Judul : Perjalanan 1.827
Hari
Penulis : Agus Sasirangan & Arief Rahman Heriansyah
Penerbit : PT. Grafika Wangi
Tebal : 213 halaman
Agus Gazali Rahman
atau biasa disapa Agus Sasirangan. Di tahun 2016 siapa sih warga banua
Kalimantan Selatan yang tidak mengenalnya? Dia bukan Cuma meraih title ‘Runner
Up Master Chef Indonesia season 1’ tapi juga melakoni 5 profesi sekaligus yakni
Chef, Guru, Fashion Designer, Wirausaha kuliner dan entertainner. Tak semua
orang tahu di balik kesuksesan Mas Agus ada perjuangan luar biasa.
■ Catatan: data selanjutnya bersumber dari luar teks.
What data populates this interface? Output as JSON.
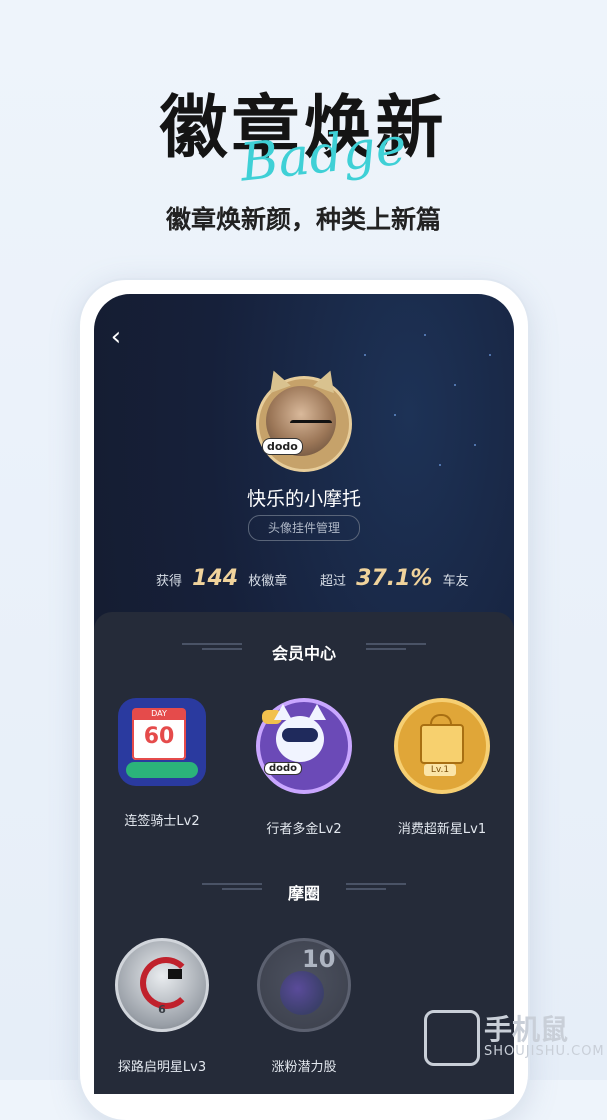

Pada 15 Oktober 2016 Mas Agus melaunching buku biografi
perjuangan kariernya di dunia kuliner. Buku itu diberi judul ‘Perjalanan 1.827
Hari” Mas Agus mengemas isi buku dengan sejujur-jujurnya.
Buku “Perjalana 1.827 Hari” sebenarnya ada 5 bab. Bab
pertama dibuka dengan kisah pilu masa kecilnya Mas Agus. Tahun 1997 di saat
anak-anak cowok usia 11 tahun asyik beli mobil tamiya, Mas Agus justru berjuang
nabung 500 rupiah sehari demi bisa beli kompor minyak tanah. Ia mulai masak
sendiri pasca ditinggal sang ibu ke Mekkkah.
Bab kedua, menceritakan tentang pahitnya hidup di
perantauan. Yup, Mas Agus begitu lulus dari Banjarmasin, ia ke Malang dengan
beasiswa yang pas-pasan. Dia juga mulai mengikuti kompetisi-kompetisi keren.
Bab ketiga, Mas Agus sudah masuk Galery Master Chef
season 1. Di sanalah perjuangan Mas Agus yang sesungguhnya. Mentalnya dibanting
abis-abisan. Tahu sendiri kan komentar Chef Juna kayak gimana?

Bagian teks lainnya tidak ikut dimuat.